Mr. Plaskitt: Since 1997 the Government's priority has been to tackle the scourge of unemployment, inactivity and poverty through investment in, and reform of, the welfare state. The UK now has one of the strongest labour markets in the world, with the best combination of employment and unemployment of the major world economies. More people are moving from welfare back into work with employment up almost 200,000 in the last year and by over 2 million since 1997. With more people in jobs than ever before, we now spend £5 billion less on unemployment benefits than we did in 1997.
The national minimum wage was introduced in April 1999 as part of our overall strategy, establishing minimum standards of pay in the labour market.

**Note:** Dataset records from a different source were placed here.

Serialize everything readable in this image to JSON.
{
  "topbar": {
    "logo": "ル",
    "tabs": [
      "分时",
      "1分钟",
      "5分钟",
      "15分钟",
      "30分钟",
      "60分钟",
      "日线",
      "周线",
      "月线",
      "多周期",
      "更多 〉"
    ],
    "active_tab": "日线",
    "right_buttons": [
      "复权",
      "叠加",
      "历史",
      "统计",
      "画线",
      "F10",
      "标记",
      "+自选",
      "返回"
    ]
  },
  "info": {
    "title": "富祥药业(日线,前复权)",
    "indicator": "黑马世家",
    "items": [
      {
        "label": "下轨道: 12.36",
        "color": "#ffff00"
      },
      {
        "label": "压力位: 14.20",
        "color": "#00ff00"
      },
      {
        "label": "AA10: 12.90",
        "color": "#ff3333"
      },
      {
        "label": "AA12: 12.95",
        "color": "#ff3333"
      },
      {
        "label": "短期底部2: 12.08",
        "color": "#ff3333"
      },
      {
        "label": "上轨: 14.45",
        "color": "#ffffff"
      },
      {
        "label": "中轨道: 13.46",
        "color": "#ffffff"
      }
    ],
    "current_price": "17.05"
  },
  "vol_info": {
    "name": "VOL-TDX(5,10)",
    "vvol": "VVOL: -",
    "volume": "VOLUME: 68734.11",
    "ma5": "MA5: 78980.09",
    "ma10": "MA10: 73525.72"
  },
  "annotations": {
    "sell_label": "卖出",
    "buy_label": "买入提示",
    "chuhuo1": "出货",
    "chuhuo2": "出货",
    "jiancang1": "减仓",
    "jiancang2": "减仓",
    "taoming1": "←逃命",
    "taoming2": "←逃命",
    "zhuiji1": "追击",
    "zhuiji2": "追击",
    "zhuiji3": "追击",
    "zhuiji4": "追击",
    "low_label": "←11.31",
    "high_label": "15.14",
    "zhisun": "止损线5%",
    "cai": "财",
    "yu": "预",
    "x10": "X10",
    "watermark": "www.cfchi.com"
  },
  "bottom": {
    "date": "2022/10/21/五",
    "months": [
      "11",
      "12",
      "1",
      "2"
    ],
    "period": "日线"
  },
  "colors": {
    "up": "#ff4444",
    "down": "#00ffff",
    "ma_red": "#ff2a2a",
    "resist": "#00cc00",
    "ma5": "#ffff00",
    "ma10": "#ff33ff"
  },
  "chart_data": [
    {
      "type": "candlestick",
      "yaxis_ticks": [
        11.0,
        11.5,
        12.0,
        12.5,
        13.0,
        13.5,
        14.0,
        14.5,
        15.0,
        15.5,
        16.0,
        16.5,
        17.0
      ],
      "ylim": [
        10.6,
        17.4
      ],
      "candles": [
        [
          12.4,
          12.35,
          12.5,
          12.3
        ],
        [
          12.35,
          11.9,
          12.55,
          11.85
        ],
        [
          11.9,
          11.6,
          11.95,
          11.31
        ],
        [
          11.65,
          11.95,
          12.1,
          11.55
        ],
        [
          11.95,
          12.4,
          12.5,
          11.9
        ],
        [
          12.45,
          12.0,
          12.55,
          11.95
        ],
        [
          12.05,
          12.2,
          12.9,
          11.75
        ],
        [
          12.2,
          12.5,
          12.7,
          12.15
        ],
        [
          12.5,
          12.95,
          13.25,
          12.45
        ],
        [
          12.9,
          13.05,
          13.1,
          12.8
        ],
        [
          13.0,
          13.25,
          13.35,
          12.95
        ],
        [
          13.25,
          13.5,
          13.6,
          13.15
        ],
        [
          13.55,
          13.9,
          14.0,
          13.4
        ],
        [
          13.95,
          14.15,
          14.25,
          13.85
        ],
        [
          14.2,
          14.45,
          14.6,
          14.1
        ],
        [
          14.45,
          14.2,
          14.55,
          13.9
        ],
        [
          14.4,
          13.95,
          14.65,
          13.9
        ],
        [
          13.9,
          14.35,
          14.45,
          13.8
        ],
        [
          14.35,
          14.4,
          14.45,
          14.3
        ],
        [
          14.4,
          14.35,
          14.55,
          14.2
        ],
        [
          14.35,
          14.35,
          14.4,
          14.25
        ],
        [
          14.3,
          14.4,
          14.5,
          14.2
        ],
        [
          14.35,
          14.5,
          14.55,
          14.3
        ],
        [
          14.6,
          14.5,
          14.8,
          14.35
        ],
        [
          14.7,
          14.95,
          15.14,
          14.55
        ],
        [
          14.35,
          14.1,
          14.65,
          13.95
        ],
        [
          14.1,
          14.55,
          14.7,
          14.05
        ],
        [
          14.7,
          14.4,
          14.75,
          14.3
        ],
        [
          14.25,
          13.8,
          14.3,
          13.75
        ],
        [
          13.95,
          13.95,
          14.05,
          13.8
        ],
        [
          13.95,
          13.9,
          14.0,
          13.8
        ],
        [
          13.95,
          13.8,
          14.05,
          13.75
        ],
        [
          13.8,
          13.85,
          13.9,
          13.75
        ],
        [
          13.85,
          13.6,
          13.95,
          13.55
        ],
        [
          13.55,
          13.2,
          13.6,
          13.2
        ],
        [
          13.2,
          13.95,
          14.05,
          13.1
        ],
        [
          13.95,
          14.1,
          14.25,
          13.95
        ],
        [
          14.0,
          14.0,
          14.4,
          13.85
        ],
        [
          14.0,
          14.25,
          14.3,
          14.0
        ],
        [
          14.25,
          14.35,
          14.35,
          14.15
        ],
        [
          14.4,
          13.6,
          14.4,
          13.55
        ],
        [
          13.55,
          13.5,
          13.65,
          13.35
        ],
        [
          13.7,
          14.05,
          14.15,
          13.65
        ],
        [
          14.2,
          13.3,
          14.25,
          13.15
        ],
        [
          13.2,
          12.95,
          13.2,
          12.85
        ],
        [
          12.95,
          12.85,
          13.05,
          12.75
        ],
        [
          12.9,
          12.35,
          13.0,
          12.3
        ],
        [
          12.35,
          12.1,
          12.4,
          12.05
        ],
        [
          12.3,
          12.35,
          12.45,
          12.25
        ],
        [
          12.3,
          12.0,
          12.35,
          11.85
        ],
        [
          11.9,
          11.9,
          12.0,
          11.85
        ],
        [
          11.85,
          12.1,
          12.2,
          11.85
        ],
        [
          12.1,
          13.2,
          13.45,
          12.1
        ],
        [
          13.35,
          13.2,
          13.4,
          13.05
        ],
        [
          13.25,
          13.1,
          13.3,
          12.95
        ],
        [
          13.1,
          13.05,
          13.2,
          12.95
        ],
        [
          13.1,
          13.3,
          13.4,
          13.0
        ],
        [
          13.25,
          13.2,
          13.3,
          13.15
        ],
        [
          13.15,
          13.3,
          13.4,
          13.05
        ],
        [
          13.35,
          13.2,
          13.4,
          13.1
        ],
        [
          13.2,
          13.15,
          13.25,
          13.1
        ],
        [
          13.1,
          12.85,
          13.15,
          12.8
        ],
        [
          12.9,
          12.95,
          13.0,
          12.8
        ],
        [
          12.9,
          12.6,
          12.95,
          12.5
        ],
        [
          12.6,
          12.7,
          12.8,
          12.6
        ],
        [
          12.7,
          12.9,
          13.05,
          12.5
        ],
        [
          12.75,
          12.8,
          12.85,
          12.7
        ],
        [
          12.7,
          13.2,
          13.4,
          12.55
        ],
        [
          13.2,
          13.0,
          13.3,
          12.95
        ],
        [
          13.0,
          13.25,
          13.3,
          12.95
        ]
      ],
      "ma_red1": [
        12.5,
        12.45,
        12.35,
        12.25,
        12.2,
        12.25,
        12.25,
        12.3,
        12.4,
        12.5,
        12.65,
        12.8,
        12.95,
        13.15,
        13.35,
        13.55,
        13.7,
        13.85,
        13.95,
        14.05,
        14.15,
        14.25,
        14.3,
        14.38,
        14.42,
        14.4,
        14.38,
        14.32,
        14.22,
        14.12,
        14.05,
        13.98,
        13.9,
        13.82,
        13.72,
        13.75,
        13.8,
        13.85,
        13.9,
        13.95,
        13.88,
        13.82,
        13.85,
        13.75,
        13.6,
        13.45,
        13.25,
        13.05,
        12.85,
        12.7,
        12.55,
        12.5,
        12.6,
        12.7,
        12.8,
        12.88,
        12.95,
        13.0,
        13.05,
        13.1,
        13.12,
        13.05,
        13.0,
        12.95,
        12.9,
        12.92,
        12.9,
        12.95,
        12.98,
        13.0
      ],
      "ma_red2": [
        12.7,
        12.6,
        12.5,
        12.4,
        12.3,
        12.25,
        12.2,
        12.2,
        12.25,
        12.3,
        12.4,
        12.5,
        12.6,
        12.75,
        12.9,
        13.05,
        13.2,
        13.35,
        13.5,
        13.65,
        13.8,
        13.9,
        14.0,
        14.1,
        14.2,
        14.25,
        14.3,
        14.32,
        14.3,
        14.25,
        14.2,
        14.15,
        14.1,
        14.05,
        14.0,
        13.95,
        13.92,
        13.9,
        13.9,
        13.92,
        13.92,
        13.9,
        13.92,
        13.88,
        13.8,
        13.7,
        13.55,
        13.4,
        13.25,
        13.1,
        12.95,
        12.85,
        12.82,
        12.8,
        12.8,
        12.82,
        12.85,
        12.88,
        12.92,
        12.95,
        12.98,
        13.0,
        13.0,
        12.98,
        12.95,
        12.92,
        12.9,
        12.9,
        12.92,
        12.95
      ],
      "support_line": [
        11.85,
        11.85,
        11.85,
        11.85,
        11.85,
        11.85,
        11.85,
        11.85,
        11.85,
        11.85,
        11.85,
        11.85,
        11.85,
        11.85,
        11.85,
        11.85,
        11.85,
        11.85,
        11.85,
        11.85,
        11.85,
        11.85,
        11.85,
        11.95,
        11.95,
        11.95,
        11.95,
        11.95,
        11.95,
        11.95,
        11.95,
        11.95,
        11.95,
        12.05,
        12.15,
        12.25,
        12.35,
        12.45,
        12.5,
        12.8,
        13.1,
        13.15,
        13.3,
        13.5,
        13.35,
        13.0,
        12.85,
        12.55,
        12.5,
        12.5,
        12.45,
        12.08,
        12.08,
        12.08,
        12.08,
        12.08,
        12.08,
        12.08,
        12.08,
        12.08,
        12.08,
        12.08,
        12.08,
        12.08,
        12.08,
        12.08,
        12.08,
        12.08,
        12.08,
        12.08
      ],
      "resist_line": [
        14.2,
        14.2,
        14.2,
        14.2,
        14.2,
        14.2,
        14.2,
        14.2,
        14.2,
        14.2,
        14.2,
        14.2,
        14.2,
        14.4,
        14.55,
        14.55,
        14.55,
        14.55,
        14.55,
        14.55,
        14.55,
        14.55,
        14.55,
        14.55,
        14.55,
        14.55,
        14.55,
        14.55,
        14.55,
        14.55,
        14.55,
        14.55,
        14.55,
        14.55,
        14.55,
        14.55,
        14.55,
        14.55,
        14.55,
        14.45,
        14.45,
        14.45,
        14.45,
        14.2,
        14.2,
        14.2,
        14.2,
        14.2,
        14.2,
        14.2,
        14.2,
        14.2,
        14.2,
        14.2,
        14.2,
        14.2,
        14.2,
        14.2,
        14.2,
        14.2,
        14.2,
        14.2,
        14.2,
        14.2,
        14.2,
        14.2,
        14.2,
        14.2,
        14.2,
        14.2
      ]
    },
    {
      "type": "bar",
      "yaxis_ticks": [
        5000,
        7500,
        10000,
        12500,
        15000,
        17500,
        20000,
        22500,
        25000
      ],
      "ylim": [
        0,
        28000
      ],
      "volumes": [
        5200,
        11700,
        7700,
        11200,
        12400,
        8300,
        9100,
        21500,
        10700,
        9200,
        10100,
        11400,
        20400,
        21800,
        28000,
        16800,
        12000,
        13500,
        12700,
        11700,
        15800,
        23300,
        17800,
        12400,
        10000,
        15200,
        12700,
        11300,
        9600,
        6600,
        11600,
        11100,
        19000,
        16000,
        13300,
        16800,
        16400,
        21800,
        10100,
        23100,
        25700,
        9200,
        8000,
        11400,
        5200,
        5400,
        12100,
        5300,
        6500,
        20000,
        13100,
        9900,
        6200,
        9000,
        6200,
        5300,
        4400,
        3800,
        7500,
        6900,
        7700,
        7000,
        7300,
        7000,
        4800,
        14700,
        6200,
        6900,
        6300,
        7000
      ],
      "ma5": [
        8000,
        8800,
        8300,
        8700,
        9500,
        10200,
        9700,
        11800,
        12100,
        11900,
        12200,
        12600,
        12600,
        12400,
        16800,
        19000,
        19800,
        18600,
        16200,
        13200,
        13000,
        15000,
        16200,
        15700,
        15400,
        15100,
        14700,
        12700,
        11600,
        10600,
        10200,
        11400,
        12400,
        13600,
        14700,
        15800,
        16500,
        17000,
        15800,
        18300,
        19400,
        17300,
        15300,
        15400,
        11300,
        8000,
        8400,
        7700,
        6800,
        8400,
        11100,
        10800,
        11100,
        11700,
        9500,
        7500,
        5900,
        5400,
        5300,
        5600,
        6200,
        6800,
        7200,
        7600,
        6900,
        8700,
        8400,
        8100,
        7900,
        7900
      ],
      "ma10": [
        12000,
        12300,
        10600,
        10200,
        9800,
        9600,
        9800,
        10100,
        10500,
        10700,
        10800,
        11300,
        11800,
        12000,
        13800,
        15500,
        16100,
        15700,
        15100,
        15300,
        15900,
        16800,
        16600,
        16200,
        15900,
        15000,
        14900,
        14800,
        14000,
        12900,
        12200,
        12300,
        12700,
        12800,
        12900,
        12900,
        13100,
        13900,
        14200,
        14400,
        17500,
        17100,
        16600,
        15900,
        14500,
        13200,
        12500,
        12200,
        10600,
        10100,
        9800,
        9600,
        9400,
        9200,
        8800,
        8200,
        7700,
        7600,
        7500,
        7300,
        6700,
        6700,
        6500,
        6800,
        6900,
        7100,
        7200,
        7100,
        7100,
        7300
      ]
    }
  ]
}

In October 2004 the minimum wage was increased from £4.50 per hour to £4.85 for workers aged 22 and over and from £3.80 per hour to £4.10 per hour for people aged 1821 inclusive.
Building on the success of working families' tax credit (WFTC), disabled person's tax credit and the children's tax credit, from April 2003 the Government introduced two new tax credits, the child tax credit (CTC) and the working tax credit (WTC). Entitlement to the tax credits is based on the particular circumstances of an individual or family.
The adviser discretion fund was introduced in July 2001, giving jobcentre plus advisers direct access to funds to remove immediate barriers to employment and thus help people move quickly into work. In addition, from October 2003, access to the fund was further extended to all incapacity benefit customers in Pathways to Work pilot areas from the first day of their claim.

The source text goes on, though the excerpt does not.